Im Übrigen ist wichtig zu wissen: Die beiden Anträge vom 5. bzw. 7. April 2006, beide eingegangen beim Landesverwaltungsamt am 11. April 2006, wären auch unabhängig vom Hinweis des Referatsleiters in ausschließlicher Zuständigkeit des Landesverwaltungsamts unverzüglich bewilligt worden, wenn die vorhandenen Finanzmittel wie erforderlich möglichst zeitnah umgeschichtet worden wären, ohne dass das Ministerium eingegriffen hätten.
Seine E-Mail ist übrigens nicht einmal zu den Fördervorgängen gelangt, sondern bei den Generalakten verblieben, weil sie sich im Schwerpunkt auf die allgemeine Finanzplanung bezog.
Die ergänzende Nachfrage des Sachbearbeiters - es waren zwei Personen - vom 18. Juli 2006, die im Übrigen, wie es Aufgabe des Ministeriums ist, zwei weitere dringliche Restanten erwähnt, überschnitt sich mit dem bereits laufenden Verwaltungsverfahren. Sie war also ebenfalls nicht kausal für den Bewilligungsvorgang.

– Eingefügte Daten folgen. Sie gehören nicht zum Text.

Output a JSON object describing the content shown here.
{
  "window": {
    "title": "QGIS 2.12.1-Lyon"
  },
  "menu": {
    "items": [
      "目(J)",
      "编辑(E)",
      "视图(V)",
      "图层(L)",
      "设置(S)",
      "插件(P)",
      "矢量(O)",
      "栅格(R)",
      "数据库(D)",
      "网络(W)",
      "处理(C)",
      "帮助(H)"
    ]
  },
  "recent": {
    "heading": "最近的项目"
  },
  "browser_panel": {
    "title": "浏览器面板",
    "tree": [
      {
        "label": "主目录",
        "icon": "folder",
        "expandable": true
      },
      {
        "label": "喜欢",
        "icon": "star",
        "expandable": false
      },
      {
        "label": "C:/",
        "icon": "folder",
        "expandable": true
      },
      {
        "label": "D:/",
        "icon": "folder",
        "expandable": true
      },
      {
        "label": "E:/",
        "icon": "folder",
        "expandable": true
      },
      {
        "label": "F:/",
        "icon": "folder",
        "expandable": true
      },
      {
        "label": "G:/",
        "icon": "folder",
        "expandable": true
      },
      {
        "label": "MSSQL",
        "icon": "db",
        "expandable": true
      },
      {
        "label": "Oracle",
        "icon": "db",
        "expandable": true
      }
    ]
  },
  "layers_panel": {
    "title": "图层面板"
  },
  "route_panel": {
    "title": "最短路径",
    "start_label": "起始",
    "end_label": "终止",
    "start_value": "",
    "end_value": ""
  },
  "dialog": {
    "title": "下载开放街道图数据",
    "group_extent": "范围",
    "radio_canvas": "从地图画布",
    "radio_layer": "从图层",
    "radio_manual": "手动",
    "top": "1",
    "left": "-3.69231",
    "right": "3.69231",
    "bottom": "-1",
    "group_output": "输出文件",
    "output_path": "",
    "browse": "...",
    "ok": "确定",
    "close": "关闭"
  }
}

Im Zusammenhang mit dem Abschluss der Förderperiode 2000 bis 2006 wird die Arbeitsmarktabteilung Mitte 2008, also im Folgejahr nach Beendigung der Maßnahmen, durch Prüfungen der im Wirtschaftsministerium eingerichteten EU-Prüfstelle darauf aufmerksam, dass Förderungen missbrauchsanfällig sind, wenn sich das antragstellende Unternehmen für die Durchführung der Maßnahme eines Dritten bedient, der seinerseits das antragstellende Unternehmen in die Ausführung einbezieht. Parallel dazu betreibt die IHK HalleDessau eine Prüfung ihres Bildungszentrums, das in solchen Konstellationen oft der Dritte gewesen ist.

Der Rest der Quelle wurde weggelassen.